Poland asks European court to hide CIA secret torture prison case from public
The public hearing in Strasbourg, France, scheduled for Dec. 3, will be the first arguments testing allegations that the Polish government allowed the CIA to operate a jail for supposed Al-Qaeda fighters in Poland.
The request for a private hearing “will be examined by the court shortly,” a court spokesperson told Reuters.
Poland cited national security concerns as to why it wants the hearing to remain confidential. The Polish government would not comment on the story.
A Polish human rights group criticized the request for privacy, saying the public deserves to know whether Poland allowed the CIA to hide prisoners from the American court system.
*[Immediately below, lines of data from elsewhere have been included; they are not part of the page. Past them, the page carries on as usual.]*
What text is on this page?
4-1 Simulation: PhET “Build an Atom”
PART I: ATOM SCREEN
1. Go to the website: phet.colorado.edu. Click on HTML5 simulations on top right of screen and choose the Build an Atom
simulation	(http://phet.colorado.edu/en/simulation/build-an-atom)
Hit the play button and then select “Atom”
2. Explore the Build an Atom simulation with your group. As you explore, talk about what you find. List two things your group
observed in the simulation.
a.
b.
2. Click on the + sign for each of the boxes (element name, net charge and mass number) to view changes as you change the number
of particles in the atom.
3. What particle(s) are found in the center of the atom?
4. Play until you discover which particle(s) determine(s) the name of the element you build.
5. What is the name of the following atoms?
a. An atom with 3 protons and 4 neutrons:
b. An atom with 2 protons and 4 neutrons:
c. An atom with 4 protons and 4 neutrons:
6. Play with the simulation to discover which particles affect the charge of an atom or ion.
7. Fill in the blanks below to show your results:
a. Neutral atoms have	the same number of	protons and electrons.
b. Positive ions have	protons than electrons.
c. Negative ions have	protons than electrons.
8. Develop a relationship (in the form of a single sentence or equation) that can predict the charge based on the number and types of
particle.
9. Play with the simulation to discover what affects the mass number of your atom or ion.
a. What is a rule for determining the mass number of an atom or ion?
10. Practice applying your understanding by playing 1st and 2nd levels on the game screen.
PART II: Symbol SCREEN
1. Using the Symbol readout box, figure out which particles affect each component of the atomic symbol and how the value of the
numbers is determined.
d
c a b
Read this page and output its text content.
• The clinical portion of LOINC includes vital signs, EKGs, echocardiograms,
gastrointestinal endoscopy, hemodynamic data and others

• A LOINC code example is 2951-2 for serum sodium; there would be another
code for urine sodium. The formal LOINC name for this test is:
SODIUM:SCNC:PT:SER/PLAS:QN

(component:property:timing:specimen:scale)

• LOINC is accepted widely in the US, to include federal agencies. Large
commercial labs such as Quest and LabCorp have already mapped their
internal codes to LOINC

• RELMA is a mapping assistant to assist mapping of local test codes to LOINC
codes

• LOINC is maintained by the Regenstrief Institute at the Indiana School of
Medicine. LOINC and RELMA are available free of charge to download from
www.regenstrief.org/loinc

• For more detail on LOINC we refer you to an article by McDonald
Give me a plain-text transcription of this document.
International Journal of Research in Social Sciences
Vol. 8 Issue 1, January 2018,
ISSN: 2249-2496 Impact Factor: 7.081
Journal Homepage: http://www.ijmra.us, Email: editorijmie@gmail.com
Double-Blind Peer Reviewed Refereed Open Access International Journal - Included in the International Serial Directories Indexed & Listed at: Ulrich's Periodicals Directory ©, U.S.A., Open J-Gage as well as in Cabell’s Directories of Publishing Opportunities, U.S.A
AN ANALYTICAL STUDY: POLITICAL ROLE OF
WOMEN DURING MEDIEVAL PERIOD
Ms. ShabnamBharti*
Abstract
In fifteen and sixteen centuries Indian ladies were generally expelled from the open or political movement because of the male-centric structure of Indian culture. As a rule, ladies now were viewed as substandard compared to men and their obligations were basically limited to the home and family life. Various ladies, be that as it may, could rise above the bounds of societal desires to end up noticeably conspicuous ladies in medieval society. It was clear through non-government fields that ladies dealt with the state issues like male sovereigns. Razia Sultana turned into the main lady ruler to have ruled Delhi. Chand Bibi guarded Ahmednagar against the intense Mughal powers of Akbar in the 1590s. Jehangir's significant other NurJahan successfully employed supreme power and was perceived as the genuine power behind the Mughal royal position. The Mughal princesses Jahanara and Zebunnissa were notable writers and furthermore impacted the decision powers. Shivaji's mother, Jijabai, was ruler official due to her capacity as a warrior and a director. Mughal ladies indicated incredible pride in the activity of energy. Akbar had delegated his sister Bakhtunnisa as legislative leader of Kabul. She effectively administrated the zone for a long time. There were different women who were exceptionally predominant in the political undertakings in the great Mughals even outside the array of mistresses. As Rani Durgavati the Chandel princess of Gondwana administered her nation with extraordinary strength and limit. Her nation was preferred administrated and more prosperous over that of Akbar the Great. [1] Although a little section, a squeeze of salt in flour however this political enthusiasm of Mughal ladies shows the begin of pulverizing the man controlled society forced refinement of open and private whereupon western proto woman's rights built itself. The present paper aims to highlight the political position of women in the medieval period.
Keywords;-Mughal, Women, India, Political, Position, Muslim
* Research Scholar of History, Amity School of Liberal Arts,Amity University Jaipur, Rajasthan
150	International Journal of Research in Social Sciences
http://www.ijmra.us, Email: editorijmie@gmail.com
"We should have the right to review this case in public," said Adam Bodnar, vice president of the Warsaw-based Helsinki Foundation for Human Rights. "I do not see a reason for confidentiality of proceedings."
Bodnar added that most of the evidence about the alleged CIA jail is already public, and keeping it secret is pointless now. His organization was instrumental in uncovering evidence of Poland’s cooperation with the agency.
Former President George W. Bush acknowledged the existence of the secret detention centers, or “black sites,” run by the CIA on September 6, 2006 - nearly a year after they were first exposed by news outlets and NGOs.
Poland began its own secretive investigation into the prison allegations in 2008. In early 2012, Poland's Prosecutor General's office began an investigation into former Polish intelligence chief Zbigniew Siemiątkowski, who was charged in March 2012 with facilitating the alleged CIA prison.
The European Court of Human Rights (ECHR) case was brought by lawyers for Abu Zubaydah and Abd al-Rahim al-Nashiri, both now detainees waiting for charges at Guantanamo Bay.
The men allege they were kidnapped and held by the CIA at an intelligence training facility near Stare Kiejkuty, in northeast Poland. There, suspects “were subjected to enforced disappearance and tortured between 2002 and 2005,” Amnesty International said.
Nashiri claims that while at the Polish site, he was subjected to torture, or “enhanced interrogation techniques,” and other harsh treatments, “such as ‘mock execution’ with a gun and threats of sexual assault against his family members,” Amnesty reported.
Zubaydah was waterboarded 83 times in one month while in secret CIA detention.
Nashiri and Zubaydah are also listed as parties in Poland’s own investigation - which is separate from the European Court’s case - along with a recently-added third man, Yemeni Walid Bin Attash.
Polish officials maintain the country did not host CIA jails, though they admit that in 2002 and 2003, the CIA landed aircraft at a remote airfield near the site of the alleged jail in northern Poland.
Hosting such a secret prison violates the European Convention on Human Rights and the UN Convention Against Torture, both of which all European Union member states are bound to follow.
The Polish government has said it would prefer its own investigation to run to completion before the European court starts its case. But rights activists and lawyers for the alleged detainees said the Polish investigation has slowed to avoid embarrassing of the government, though prosecutors deny those allegations.